The Policy Forum goes on to note that the Madison area has done exceptionally well in this 10-year time period for overall job growth, and in particular in these high-paying, educated/skilled positions.

For example, the Madison metro area has experienced strong job growth in general since 2008, with employment growing by over 54,000 overall (16%) and in 17 of the 22 occupational groups. Perhaps most strikingly, employment in highly coveted computer and mathematical occupations—which include software and web developers and computer programmers—has led the way, growing faster than in any other group.

* * *

[Manufacturing jobs, on the other hand, have been stagnant or in decline, particularly in the Milwaukee area.] And that trend has not gotten any better in 2019, as the Bureau of Labor Statistics says that manufacturing employment in the Milwaukee metro area is at its lowest level in more than 8 years, with a decline of 2,000 manufacturing jobs over the last 12 months.

That being said, the Milwaukee metro as a whole has rebounded some in 2019, with health care being a huge reasons for its job growth. As have the 2 next largest metropolitan areas in the state, for that matter. While these numbers aren’t adjusted for seasonality (and therefore require a year-over-year comparison), the Madison, Milwaukee and Green Bay areas have done better for adding jobs than the rest of the state.

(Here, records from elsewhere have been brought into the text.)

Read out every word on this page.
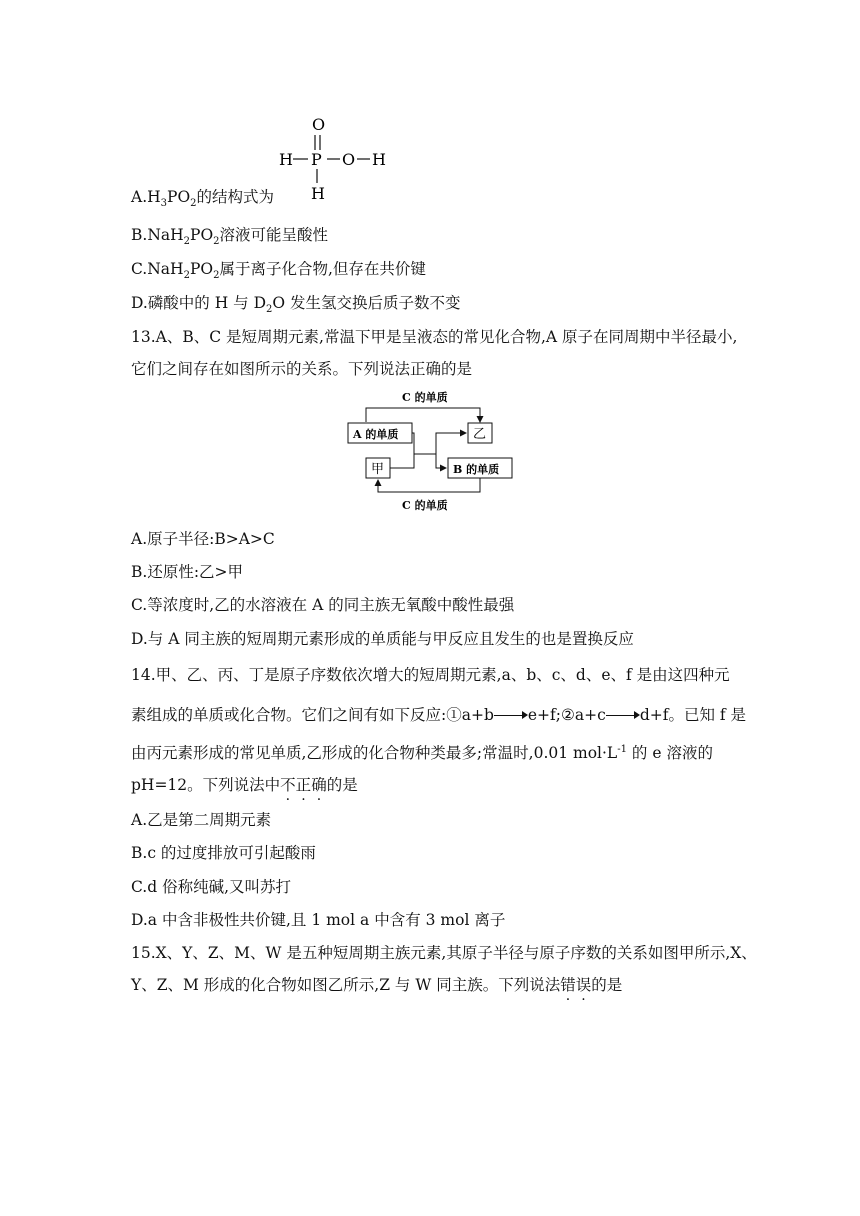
O
H P O H
H
$A.H_3PO_2$的结构式为
$B.NaH_2PO_2$溶液可能呈酸性
$C.NaH_2PO_2$属于离子化合物,但存在共价键
D.磷酸中的 H 与 $D_2O$ 发生氢交换后质子数不变
13.A、B、C 是短周期元素,常温下甲是呈液态的常见化合物,A 原子在同周期中半径最小,
它们之间存在如图所示的关系。下列说法正确的是
C 的单质
A 的单质	乙
甲	B 的单质
C 的单质
A.原子半径:B>A>C
B.还原性:乙>甲
C.等浓度时,乙的水溶液在 A 的同主族无氧酸中酸性最强
D.与 A 同主族的短周期元素形成的单质能与甲反应且发生的也是置换反应
14.甲、乙、丙、丁是原子序数依次增大的短周期元素,a、b、c、d、e、f 是由这四种元
素组成的单质或化合物。它们之间有如下反应:①a+b e+f;②a+c d+f。已知 f 是
由丙元素形成的常见单质,乙形成的化合物种类最多;常温时,0.01 $mol\cdot L^{-1}$ 的 e 溶液的
pH=12。下列说法中不正确的是
A.乙是第二周期元素
B.c 的过度排放可引起酸雨
C.d 俗称纯碱,又叫苏打
D.a 中含非极性共价键,且 1 mol a 中含有 3 mol 离子
15.X、Y、Z、M、W 是五种短周期主族元素,其原子半径与原子序数的关系如图甲所示,X、
Y、Z、M 形成的化合物如图乙所示,Z 与 W 同主族。下列说法错误的是
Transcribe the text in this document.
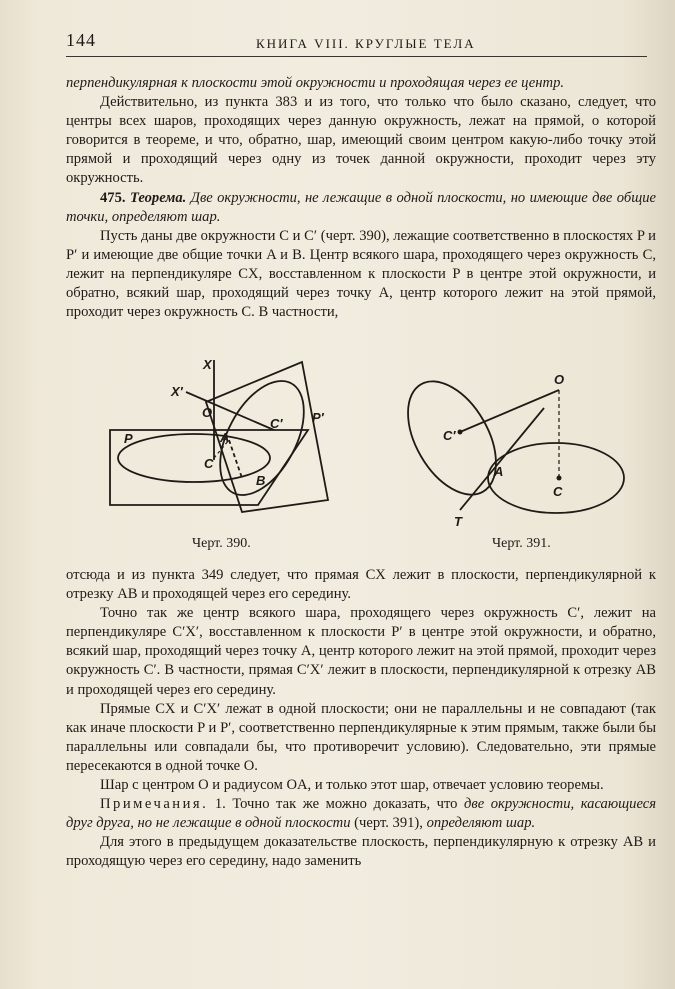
144	КНИГА VIII. КРУГЛЫЕ ТЕЛА

перпендикулярная к плоскости этой окружности и проходящая через ее центр.

Действительно, из пункта 383 и из того, что только что было сказано, следует, что центры всех шаров, проходящих через данную окружность, лежат на прямой, о которой говорится в теореме, и что, обратно, шар, имеющий своим центром какую-либо точку этой прямой и проходящий через одну из точек данной окружности, проходит через эту окружность.

475. Теорема. Две окружности, не лежащие в одной плоскости, но имеющие две общие точки, определяют шар.

Пусть даны две окружности C и C′ (черт. 390), лежащие соответственно в плоскостях P и P′ и имеющие две общие точки A и B. Центр всякого шара, проходящего через окружность C, лежит на перпендикуляре CX, восставленном к плоскости P в центре этой окружности, и обратно, всякий шар, проходящий через точку A, центр которого лежит на этой прямой, проходит через окружность C. В частности,

X
X′
O
P
P′
C′
A
C
B
O
C′
A
C
T
Черт. 390.	Черт. 391.

отсюда и из пункта 349 следует, что прямая CX лежит в плоскости, перпендикулярной к отрезку AB и проходящей через его середину.

Точно так же центр всякого шара, проходящего через окружность C′, лежит на перпендикуляре C′X′, восставленном к плоскости P′ в центре этой окружности, и обратно, всякий шар, проходящий через точку A, центр которого лежит на этой прямой, проходит через окружность C′. В частности, прямая C′X′ лежит в плоскости, перпендикулярной к отрезку AB и проходящей через его середину.

Прямые CX и C′X′ лежат в одной плоскости; они не параллельны и не совпадают (так как иначе плоскости P и P′, соответственно перпендикулярные к этим прямым, также были бы параллельны или совпадали бы, что противоречит условию). Следовательно, эти прямые пересекаются в одной точке O.

Шар с центром O и радиусом OA, и только этот шар, отвечает условию теоремы.

Примечания. 1. Точно так же можно доказать, что две окружности, касающиеся друг друга, но не лежащие в одной плоскости (черт. 391), определяют шар.

Для этого в предыдущем доказательстве плоскость, перпендикулярную к отрезку AB и проходящую через его середину, надо заменить
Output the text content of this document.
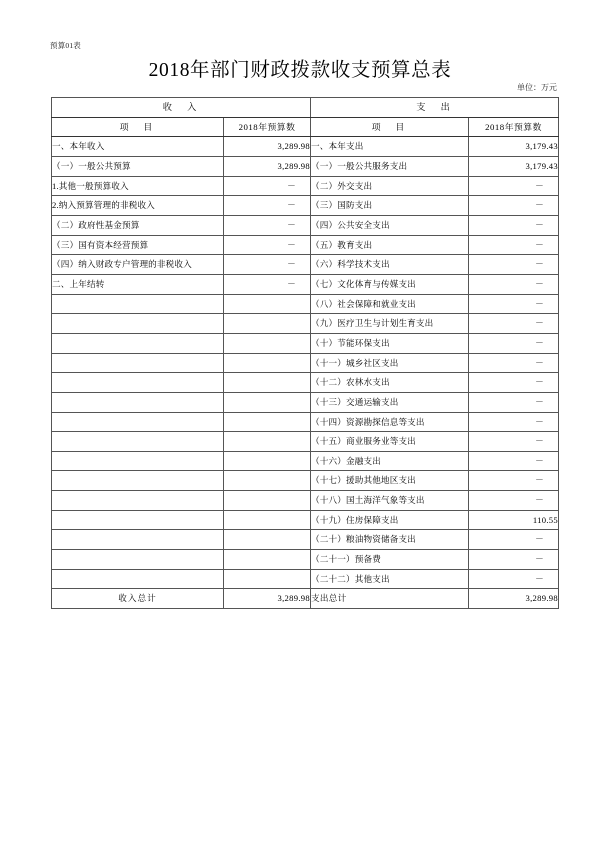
预算01表
2018年部门财政拨款收支预算总表
单位：万元
收　入		支　出	
项　目	2018年预算数	项　目	2018年预算数
一、本年收入	3,289.98	一、本年支出	3,179.43
（一）一般公共预算	3,289.98	（一）一般公共服务支出	3,179.43
1.其他一般预算收入	－	（二）外交支出	－
2.纳入预算管理的非税收入	－	（三）国防支出	－
（二）政府性基金预算	－	（四）公共安全支出	－
（三）国有资本经营预算	－	（五）教育支出	－
（四）纳入财政专户管理的非税收入	－	（六）科学技术支出	－
二、上年结转	－	（七）文化体育与传媒支出	－
		（八）社会保障和就业支出	－
		（九）医疗卫生与计划生育支出	－
		（十）节能环保支出	－
		（十一）城乡社区支出	－
		（十二）农林水支出	－
		（十三）交通运输支出	－
		（十四）资源勘探信息等支出	－
		（十五）商业服务业等支出	－
		（十六）金融支出	－
		（十七）援助其他地区支出	－
		（十八）国土海洋气象等支出	－
		（十九）住房保障支出	110.55
		（二十）粮油物资储备支出	－
		（二十一）预备费	－
		（二十二）其他支出	－
收入总计	3,289.98	支出总计	3,289.98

[One year] Job growth Oct 2018-Oct 2019
Milwaukee metro +11,800 (+1.3%)
Madison metro +4,700 (+1.2%)
Green Bay metro +2,400 (+1.3%)

The down side is that while the remainder of the state outside of those 3 metro areas accounts for just over 1/2 of the state’s employees, it’s actually lost 5,100 jobs (-0.3%) while the Bigger 3 have grown. And many of those [remaining] areas have also been stagnating in population growth with lower educational levels.

The full jobs data for the year from June 2018 to June 2019 also has some revealing information. According to Jake:

Remarkably, [Wisconsin’s] 0.40% rate of [job] growth and 39th-place rankng in the US put Wisconsin 3rd out of 7 Midwest states for private sector job growth, with only Minnesota (+0.61%) and Indiana (+0.70%) doing better than us. So unlike much of the 2010s, we’re not trailing much of our region, but our region is badly below the US rate of growth of 1.25%. Which sounds a whole lot like the 2000s before the Great Recession, which wasn’t good for the Midwest even before the economy caved in.

If you go into Wisconsin’s figures by county, this stat jumps out at you.

Private sector job change, June 2018- June 2019
Dane County +5,033
Rest of State +4,987

Total job change, June 2018 – June 2019
Dane County +6,595
Rest of State +2,745

That’s right, Dane County added more than half the private sector jobs in Wisconsin over that 12-month period, and over 70% of [total] jobs. And literally 1/2 of the 72 counties in Wisconsin LOST jobs between June 2018 and June 2019. Oh, but we’re the crazy hippie moonbats in Madison while the outstate GOPs are the ones in touch with how to grow business in 2019. Riiiight.

FoxConn

Jake has the latest on a Libertarian-leaning think tank pointing out that FoxConn truly is turning into a shadow theater of the absurd:

  • The subsidies granted to FoxConn will depress economic activity in the state for a decade or more.
  • The state is saddled with economic waste because of Wisconsin’s commitments to FoxConn that cannot now go to actual businesses that could use that money productively.
  • A recent Fox-Conn announcement about developing its Green Bay facility contained just a fraction of what was originally announced for that facility (seems to be a pattern with FoxConn) and has been met with a ‘believe it when we see it response.’

Update (10 Jan. 2019): Changed spelling of Fox-Conn to FoxConn.